(40th SW side of the 4755 Fauntleroy project, from the “packet” from last week’s Design Review meeting)
As reported – and extensively discussed – here on Tuesday, Mayor McGinn has put up a potential roadblock in the permit-seeking path of the 4755 Fauntleroy Way project, by telling SDOT to not recommend approval of the “alley vacation” the plan requires. While continuing to update that story Tuesday afternoon and evening, we sought comment from the development team, Lennar Homes (responsible for the residential component) and Weingarten Realty (handling the commercial component, anchored by a Whole Foods Market). Here’s the statement we received late today:
Thank you for the opportunity to respond to Mayor McGinn’s comments about our mixed-use re-development, located at 4755 Fauntleroy Way SW.
Less than two years ago, the City Council adopted, and Mayor McGinn signed, an ordinance creating the West Seattle Triangle Plan. The Plan calls for the vacation of the alley in this block and the creation of a new mid-block connector – goals this project has fully embraced.
Mayor McGinn’s comments are surprising given the Mayor’s past support of developments that add housing and retail along transit lines and bike lanes. In fact, our re-development is designed with alternate modes of transportation in mind.
The statement continues after the jump:
We orientate the project’s most prominent architectural feature with the West Seattle’s RapidRide bus stop, three transit lines run in front of the project on Fauntleroy and we are voluntarily widening Fauntleroy Way SW to add a bicycle lane.
The re-development furthers the Mayor’s sustainability and public safety goals, creating safe, walkable streets by adding wide sidewalks and creating a new ‘green street’ with public plazas and community open spaces.
This project is consistent with City process. Seattle has a very thorough process for deciding if a project has created adequate “public benefit” to vacate a site’s public alleyway. This process respects the inputs and recommendations from City Boards and Commissions and the public.
The proposal to vacate an on-site alley went through exhaustive vetting by DPD, SDOT, the Design Commission and the West Seattle Design Review Board. Under the City’s established process, the Design Commission unanimously recommended approval of the alley vacation and, just last week, the West Seattle Design Review Board also recommended approval of the project. Strong public support in favor of the re-development was seen at all meetings.
A public benefit package valued at more than $2M is the result for the West Seattle community and includes the following:
• Activation of a city-designated Green Street on 40th Ave. SW
• Creation of 5,000+ s.f. of public plazas and open space on site
• Widening 40th Ave. SW on the north end of the block
• Creation of 6-10’ wide bands of landscaping around the project
• Addition of a 5’ wide bike lane on Fauntleroy
• Curation and installation of public art
• Funding for design of a new city park on 40th Ave SW
The parameters for our project, including its size, footprint and scale, were guided by the vision set forth in the community’s West Seattle Triangle Plan and are strongly supported by the community. This was the Plan approved by the community and the Council, and signed by Mayor McGinn.

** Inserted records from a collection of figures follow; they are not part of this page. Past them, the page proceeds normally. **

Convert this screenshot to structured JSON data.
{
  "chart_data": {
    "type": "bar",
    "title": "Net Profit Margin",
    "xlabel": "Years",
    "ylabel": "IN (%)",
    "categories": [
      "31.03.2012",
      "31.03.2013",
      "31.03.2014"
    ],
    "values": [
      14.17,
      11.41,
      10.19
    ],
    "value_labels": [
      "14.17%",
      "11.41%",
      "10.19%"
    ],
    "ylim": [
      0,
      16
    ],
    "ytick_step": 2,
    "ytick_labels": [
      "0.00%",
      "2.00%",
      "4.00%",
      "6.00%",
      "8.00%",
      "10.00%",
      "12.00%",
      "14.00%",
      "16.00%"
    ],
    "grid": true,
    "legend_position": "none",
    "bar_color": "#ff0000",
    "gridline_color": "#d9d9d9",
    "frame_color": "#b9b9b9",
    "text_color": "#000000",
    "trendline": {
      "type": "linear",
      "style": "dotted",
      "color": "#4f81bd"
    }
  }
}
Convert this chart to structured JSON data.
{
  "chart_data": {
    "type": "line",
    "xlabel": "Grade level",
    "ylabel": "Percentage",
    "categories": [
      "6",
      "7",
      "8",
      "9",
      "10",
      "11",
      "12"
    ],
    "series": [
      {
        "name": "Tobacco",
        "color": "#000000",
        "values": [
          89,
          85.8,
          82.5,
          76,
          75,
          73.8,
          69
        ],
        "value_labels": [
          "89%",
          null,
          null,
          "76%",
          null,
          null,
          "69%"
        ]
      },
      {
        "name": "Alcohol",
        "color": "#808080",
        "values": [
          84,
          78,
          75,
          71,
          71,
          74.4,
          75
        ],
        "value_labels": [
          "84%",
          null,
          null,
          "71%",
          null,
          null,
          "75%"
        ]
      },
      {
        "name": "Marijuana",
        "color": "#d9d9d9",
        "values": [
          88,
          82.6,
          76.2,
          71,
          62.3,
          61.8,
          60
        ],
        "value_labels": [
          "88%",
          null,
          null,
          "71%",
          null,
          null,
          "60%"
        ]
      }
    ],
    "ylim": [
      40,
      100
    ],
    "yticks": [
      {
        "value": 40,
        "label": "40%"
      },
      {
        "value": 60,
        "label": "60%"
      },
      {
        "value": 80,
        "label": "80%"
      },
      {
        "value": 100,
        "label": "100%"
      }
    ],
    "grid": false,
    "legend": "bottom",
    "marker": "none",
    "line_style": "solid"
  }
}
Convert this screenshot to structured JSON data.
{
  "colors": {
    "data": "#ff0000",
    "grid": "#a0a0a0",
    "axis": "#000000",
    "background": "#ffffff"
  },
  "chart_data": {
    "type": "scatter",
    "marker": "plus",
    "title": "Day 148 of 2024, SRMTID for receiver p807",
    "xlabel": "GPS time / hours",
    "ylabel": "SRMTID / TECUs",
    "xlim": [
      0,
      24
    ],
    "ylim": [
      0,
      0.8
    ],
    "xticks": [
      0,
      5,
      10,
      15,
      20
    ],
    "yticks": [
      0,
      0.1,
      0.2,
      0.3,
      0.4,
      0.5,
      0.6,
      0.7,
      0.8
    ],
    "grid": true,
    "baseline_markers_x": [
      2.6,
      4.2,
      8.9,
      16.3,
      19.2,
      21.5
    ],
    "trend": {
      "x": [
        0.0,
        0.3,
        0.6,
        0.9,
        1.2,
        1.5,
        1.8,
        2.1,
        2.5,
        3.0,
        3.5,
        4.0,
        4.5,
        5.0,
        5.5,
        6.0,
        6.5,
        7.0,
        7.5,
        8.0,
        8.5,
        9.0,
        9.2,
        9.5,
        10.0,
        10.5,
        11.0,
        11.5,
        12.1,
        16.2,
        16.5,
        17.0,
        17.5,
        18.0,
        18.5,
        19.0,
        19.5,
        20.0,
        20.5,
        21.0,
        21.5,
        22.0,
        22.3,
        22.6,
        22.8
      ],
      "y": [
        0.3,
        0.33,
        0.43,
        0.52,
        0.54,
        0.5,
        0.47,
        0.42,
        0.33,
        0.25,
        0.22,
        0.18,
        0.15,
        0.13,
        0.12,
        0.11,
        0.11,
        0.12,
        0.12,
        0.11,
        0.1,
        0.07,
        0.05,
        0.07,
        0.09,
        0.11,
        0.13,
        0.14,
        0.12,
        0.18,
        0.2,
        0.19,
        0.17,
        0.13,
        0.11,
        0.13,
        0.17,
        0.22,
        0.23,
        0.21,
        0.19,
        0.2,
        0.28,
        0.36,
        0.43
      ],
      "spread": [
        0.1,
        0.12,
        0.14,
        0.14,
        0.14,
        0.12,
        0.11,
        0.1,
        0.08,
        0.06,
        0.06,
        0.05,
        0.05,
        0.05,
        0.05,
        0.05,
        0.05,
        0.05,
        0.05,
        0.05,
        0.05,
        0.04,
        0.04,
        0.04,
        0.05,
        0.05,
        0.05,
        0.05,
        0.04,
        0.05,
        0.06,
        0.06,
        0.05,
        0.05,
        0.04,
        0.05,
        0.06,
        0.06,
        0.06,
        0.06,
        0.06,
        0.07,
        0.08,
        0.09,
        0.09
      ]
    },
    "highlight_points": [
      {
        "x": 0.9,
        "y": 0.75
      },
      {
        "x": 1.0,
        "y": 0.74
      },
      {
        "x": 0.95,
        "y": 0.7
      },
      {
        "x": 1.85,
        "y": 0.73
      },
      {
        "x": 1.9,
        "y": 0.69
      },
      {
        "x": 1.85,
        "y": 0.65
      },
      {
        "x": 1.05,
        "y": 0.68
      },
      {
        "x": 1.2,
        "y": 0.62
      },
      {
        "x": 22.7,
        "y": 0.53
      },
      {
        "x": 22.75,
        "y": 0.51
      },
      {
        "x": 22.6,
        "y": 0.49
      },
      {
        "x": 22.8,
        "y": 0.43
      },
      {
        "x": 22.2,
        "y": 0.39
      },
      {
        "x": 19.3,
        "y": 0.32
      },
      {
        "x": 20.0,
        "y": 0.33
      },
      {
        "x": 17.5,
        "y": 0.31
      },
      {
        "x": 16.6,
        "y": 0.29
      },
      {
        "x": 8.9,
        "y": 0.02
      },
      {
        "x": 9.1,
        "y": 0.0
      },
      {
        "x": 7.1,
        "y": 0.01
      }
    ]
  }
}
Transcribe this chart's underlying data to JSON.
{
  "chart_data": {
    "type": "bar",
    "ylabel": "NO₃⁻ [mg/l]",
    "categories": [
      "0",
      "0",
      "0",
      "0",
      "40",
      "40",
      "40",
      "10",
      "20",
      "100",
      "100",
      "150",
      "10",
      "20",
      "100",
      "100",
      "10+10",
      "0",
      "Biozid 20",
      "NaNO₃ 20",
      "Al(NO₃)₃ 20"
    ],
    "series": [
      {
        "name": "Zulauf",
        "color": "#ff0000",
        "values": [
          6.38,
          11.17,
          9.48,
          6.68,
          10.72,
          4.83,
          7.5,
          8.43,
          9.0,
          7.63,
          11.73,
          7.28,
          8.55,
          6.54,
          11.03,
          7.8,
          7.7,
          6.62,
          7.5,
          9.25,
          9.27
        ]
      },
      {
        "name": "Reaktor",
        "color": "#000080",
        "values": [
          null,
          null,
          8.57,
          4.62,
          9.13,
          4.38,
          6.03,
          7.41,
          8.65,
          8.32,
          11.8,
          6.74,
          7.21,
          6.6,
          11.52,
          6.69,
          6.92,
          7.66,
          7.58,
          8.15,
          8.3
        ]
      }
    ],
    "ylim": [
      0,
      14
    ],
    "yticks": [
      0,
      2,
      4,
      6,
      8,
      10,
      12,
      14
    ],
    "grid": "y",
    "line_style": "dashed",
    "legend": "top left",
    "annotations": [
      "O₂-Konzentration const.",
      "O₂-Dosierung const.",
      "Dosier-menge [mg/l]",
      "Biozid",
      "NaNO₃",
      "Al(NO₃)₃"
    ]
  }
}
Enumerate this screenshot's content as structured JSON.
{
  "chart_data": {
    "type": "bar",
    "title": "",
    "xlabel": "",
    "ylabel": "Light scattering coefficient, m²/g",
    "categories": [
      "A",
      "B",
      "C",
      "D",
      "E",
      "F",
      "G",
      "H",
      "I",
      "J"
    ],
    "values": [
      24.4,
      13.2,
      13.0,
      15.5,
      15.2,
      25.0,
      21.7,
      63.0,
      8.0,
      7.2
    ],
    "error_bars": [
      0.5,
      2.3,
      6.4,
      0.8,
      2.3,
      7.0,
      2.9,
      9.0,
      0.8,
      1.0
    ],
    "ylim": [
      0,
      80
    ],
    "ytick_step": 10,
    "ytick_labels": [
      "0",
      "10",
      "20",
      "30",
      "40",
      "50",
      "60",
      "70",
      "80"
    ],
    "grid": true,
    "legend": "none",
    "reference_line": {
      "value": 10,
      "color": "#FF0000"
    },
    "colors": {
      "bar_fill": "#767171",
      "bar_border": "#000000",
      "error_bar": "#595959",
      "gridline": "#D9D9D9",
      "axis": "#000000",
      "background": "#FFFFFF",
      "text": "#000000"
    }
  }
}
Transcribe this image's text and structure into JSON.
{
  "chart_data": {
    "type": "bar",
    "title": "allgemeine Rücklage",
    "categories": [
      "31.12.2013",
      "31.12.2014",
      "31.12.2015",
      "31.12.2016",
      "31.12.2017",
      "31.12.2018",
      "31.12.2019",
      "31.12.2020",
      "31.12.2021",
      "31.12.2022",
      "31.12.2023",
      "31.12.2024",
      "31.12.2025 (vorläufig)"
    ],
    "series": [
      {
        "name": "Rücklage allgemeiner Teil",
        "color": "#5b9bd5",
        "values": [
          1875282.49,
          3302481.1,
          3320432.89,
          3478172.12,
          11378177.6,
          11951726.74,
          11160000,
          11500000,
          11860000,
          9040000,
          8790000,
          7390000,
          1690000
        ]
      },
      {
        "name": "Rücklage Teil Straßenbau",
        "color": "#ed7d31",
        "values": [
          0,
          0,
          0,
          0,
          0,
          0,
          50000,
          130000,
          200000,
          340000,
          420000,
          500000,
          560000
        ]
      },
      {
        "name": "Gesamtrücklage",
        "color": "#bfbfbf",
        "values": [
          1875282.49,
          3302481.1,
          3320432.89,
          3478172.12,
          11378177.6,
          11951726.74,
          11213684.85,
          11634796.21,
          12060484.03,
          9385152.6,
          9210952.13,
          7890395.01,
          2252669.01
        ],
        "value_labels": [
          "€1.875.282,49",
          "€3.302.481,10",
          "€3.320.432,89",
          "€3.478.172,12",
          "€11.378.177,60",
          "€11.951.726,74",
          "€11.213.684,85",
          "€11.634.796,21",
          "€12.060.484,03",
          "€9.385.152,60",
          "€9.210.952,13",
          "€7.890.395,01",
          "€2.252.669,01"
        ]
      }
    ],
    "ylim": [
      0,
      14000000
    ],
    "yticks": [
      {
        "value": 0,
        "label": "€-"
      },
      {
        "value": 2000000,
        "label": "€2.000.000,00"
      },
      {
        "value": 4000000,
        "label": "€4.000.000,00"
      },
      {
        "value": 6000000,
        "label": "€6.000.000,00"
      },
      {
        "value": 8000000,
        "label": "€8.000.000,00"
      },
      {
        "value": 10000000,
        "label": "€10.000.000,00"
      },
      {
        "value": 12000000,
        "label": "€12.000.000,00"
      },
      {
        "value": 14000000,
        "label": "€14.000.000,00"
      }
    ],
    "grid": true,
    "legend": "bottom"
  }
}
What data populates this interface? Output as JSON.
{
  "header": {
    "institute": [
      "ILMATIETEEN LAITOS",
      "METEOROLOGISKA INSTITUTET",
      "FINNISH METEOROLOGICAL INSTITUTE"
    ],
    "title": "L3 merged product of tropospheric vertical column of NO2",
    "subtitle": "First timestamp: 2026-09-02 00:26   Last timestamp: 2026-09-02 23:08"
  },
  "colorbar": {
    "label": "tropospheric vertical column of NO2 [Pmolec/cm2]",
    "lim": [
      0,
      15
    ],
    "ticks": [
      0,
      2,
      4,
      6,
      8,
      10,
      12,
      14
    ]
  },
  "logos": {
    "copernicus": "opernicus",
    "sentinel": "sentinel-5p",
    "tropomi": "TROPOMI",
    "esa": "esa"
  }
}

We look forward to continued dialogue with the City and our neighbors in West Seattle as the project moves forward.
The regional president of Whole Foods issued a statement yesterday, and it can be seen at the end of our original Tuesday report. The full 12-item “public benefit” list that was presented to the Design Commission is in the packet from the June meeting at which they recommended approval – you can see it on page 40 here. The next step for the project is for the official SDOT report to be written and for the project to go to the City Council’s Transportation Committee, which in turn will make a recommendation to the council. If the council approved the “alley vacation,” the city and developers would then start talking about selling the alley; if not, the development could not proceed as planned, but would have the option of going back and redesigning without the “vacation.”
The property for the project was sold to the developers by multiple property owners late last year for a total of more than $18 million.